How to properly filter/ modify preload queries in ecto? (simple preload, join-preload or other)

Hello everyone, I was working on a project and was faced with this problem and I’d like some input from you on the subject. Imagine this scenario:

  • Posts can be published and reviewed.
  • A Post has many Authors associated with it and vice-versa.
  • Authors can review Posts (identified by the reviewer column in the association).
  • Post(s) can be listed with its authors which must have the virtual reviewer flag filled.

schema "posts" do
  field :title, :string
  field :body, :string
  many_to_many :authors, Author, join_through: AuthorPost, on_replace: :delete)
end
schema "authors" do
  field :name, :string
  field :email, :string
  many_to_many :posts, Post, join_through: AuthorPost, on_replace: :delete)
  field :reviewer, virtual: true
end
 @primary_key false
  schema "authors_posts" do
    field :author_id, :integer, primary_key: true
    field :post_id, :integer, primary_key: true
    field :reviewer, :boolean
  end

The way I see there are three ways that we could approach this at first:

  1. Use a preload-join to load authors associated with posts in a single query. This way I can’t fill the reviewer field. Also, I’m aware that it may not be the best option to do a preload-join for has_many and many_to_many associations as explained here:
Repo.all(
  from p in Post, 
  join: a in assoc(p, :authors), 
  preload: [authors: a]
)

  1. Use a “simple” preload without a join, to load authors associated with posts issuing two queries. This suffers the same problem as the first option because I can’t customize how it’s being fetched from the database. It seems though that the query Ecto outputs for this is a little bit more optimized than whatever I’m doing right now:
Repo.all(
  from p in Post,
  preload: [:authors]
)
SELECT a0.*, p1."id" 
FROM "authors" AS a0 
INNER JOIN "posts" AS p1 
ON p1."id" = ANY($1) 
INNER JOIN "authors_posts" AS a2 
ON a2."post_id" = p1."id" 
WHERE (a2."author_id" = a0."id") 
ORDER BY p1."id" [[1, 2, 3, 4, 5, 6, 7, 8, 9]]

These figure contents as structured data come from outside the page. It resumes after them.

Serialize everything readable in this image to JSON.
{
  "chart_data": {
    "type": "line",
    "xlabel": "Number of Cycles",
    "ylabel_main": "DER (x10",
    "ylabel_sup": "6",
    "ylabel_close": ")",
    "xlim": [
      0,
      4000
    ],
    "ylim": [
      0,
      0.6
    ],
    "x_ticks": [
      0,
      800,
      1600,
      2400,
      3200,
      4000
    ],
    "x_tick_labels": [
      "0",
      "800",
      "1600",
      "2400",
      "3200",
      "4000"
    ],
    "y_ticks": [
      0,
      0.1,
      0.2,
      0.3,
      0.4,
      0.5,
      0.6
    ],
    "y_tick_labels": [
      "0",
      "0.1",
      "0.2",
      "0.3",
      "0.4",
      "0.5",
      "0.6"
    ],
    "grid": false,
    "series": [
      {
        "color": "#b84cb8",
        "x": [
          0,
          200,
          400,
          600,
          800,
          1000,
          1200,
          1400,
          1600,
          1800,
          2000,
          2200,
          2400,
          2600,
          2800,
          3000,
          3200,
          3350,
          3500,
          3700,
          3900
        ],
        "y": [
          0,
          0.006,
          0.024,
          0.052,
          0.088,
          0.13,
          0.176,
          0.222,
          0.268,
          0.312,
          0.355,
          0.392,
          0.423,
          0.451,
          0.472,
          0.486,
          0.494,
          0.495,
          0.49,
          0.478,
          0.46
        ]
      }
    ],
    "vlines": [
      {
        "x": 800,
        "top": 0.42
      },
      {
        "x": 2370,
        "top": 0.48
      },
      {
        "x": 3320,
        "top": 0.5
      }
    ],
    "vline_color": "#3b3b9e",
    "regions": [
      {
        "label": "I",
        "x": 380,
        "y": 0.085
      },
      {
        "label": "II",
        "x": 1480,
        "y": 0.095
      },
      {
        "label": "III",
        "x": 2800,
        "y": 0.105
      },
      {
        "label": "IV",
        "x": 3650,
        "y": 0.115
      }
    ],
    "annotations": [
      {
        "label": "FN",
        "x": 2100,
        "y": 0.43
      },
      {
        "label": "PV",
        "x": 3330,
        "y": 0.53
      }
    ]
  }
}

  1. Use a custom preload query, to load authors associated with posts issuing two queries. This allows me to better configure how I want to return the Authors, but the query generated seems a little bit too complex if you consider the second option:
query = 
  from a in Author,
  join: ap in AuthorPost,
  on: a.id == ap.author_id,
  select_merge: %{reviewer: ap.reviewer}

Repo.all(
  from p in Post,
  preload: [authors: ^query]
)
SELECT a0.*, p2."id" 
FROM "authors" AS a0 
INNER JOIN "authors_posts" AS a1 
ON a0."id" = a1."author_id" 
INNER JOIN "posts" AS p2 
ON p2."id" = ANY($1) 
INNER JOIN "authors_posts" AS a3 
ON a3."post_id" = p2."id" 
WHERE (a3."author_id" = a0."id") 
ORDER BY p2."id" [[1, 2, 3, 4, 5, 6, 7, 8, 9]]

So, how would you approach doing this, considering that you must retrieve the records through a Post and not loading the associations directly from the database? I figured that this might be a very common use case, in the end, I went with this last option, but I’d like to explore how to better use Ecto for this purpose.

Some things that I’ve learned fiddling with Ecto SQL this week:

  • It seems that Ecto does not support preloading from a subquery (bummer)
  • It seems that Ecto does not let you customize your join queries (only where's are aloud)
  • Sometimes it may be better to do two queries to preload instead of a preload-join (not so clear in my mind yet tbh)
3 Likes

Hey @thiagomajesk any news about it? I have the same problem here.

Update: Regarding my remarks about option 3: I ended up using Ecto’s preload functions to get a more optimized version of the query I needed (more optimized considering what Ecto was generating by default at least).

3 Likes

See my last comment/update. I’m still waiting to see if anyone wants to wage on this though.